New Jersey Synod Bishop E. Roy Riley Jr. testified July 19 before the U.S. House Ways and Means Committee about the outcomes of the Welfare Reform Act of 1996. “Our concern [in the ELCA] was then and is now for welfare reform that truly operates to strengthen American family life and creates meaningful work opportunities, moving people from poverty to sustainable livelihood.” Riley presented a letter signed by ELCA Presiding Bishop Mark S. Hanson and leaders of five other Christian denominations, expressing concerns about welfare and poverty. The letter stated: “We are deeply concerned that this poverty continues to deepen among the poorest in our nation while the prosperity of those in the highest income levels continues to grow.” Riley concluded his testimony: “We can end poverty. We can do this together—government and faith communities together. But we must stay focused on the bottom line—those children [who live in poverty].”

• Paul Schmidt of Seward, Neb., left his more than $1.5-million estate to 12 city churches, a hospital and a social service agency. Most—including Faith and Grace Lutheran churches—received 7 percent, or slightly less than $100,000, in Schmidt’s will. Schmidt left 9 percent to the United Church of Christ congregation he attended. Grace plans to use the resources toward Christian education at Trinity Lutheran School and Nebraska Lutheran High School, both in Waco, Neb., and for its building fund. Faith will donate 10 percent of the gift to the ELCA for mission work and “prayerfully consider for the next month some ideas of how the money can best be used to serve other people,” said James A. Miller, pastor.

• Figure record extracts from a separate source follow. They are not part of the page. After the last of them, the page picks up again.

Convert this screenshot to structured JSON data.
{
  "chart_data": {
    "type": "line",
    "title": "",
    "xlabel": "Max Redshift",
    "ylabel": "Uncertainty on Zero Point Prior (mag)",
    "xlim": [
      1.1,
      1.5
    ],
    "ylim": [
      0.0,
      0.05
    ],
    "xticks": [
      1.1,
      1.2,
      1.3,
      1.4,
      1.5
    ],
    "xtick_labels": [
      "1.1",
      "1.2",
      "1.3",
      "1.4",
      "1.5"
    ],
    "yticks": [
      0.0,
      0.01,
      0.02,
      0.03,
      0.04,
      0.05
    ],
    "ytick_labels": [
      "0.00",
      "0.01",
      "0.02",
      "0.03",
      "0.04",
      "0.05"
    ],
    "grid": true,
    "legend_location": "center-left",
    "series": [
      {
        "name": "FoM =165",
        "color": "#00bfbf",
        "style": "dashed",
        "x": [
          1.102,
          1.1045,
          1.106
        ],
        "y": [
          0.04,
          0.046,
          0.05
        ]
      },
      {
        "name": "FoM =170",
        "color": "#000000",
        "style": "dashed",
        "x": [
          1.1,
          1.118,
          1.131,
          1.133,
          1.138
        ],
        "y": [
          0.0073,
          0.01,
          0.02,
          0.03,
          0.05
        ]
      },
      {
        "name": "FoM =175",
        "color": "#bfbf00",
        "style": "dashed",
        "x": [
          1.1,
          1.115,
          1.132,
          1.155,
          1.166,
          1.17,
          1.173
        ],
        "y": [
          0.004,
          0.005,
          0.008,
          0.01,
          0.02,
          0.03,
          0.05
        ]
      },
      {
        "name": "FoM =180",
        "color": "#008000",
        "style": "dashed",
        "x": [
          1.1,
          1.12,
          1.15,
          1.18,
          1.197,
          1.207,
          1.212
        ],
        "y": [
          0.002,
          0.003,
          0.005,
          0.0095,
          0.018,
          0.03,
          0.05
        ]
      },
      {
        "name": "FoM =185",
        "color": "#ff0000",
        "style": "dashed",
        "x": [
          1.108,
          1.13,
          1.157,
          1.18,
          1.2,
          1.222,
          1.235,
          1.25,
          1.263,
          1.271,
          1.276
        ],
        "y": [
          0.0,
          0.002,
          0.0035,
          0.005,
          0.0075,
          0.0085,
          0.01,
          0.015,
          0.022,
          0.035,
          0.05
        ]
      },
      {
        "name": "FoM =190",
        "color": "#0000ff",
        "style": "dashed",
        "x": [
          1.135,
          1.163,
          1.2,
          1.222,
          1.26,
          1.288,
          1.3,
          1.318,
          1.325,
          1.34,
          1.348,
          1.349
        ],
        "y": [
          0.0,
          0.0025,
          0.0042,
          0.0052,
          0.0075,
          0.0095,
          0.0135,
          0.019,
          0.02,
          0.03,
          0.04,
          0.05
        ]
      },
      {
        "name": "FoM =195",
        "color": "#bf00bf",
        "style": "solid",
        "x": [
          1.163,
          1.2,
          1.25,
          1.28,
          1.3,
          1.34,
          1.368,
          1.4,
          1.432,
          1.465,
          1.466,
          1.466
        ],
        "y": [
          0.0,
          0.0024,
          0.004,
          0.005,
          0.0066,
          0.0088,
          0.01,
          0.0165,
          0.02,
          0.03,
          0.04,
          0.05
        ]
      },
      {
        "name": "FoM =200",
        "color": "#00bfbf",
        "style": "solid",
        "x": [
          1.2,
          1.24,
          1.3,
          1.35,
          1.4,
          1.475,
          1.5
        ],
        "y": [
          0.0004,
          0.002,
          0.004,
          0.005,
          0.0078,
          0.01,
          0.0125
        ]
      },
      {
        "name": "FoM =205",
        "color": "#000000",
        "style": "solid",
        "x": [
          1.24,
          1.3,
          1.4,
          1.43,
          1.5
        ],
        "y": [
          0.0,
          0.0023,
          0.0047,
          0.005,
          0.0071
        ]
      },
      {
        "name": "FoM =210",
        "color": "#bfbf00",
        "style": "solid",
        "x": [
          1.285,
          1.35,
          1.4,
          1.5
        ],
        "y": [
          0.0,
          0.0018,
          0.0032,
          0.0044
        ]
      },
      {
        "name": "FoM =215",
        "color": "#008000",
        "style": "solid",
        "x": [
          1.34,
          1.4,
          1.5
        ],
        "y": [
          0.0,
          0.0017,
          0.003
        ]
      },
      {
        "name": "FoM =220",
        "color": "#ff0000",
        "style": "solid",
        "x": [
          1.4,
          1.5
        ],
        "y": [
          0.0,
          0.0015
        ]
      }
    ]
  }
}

The Lutheran Seminary at Gettysburg (Pa.) acquired Luther Institute, a pan-Lutheran organization in Washington, D.C., that is devoted to exploring faith and ethics in the public realm. As a founding member of the Washington Theological Consortium, Gettysburg maintained a long-term partnership with Luther Institute, offering seminarians Washington, D.C.-based programming and educational opportunities for more than 30 years. In April the institute began to seek partners when it lost long-term grant sources. The institute’s board voted June 27 to approve affiliation with Gettysburg “in order to enhance and leverage the reputation of both institutions.”

• At Windsor Heights Lutheran, Des Moines, Iowa, a vacation Bible school theme of “Mission: Possible,” which focused on its mission projects, became “Mission: Freedom From Hunger” for the congregation’s July Fourth parade float. The church used its float to solicit food donations for the Des Moines Area Religious Council’s Food Pantry. Before the parade, Windsor Heights communicated the need for donations through local church bulletins, press releases, door hangers and by word of mouth. Parishioners used four shopping carts to collect 924 food items from people throughout the parade route.

• As Colorado legislators met in July to debate immigration policy, Allan J. Bjornberg, bishop of the Rocky Mountain Synod, issued a statement calling on the legislators to “resist the urge to caricature every immigrant as a projection of our fears” and to “let decency and the common good prevail.” His statement was endorsed by 12 other denominational and interfaith leaders in the state. The church leaders also asked legislators to “take into account the complexity of issues, the diversity of interests, and the relative justice of laws at the same time that it counters appeals rooted in hostility, racism, prejudice, indifference and simplistic solutions.”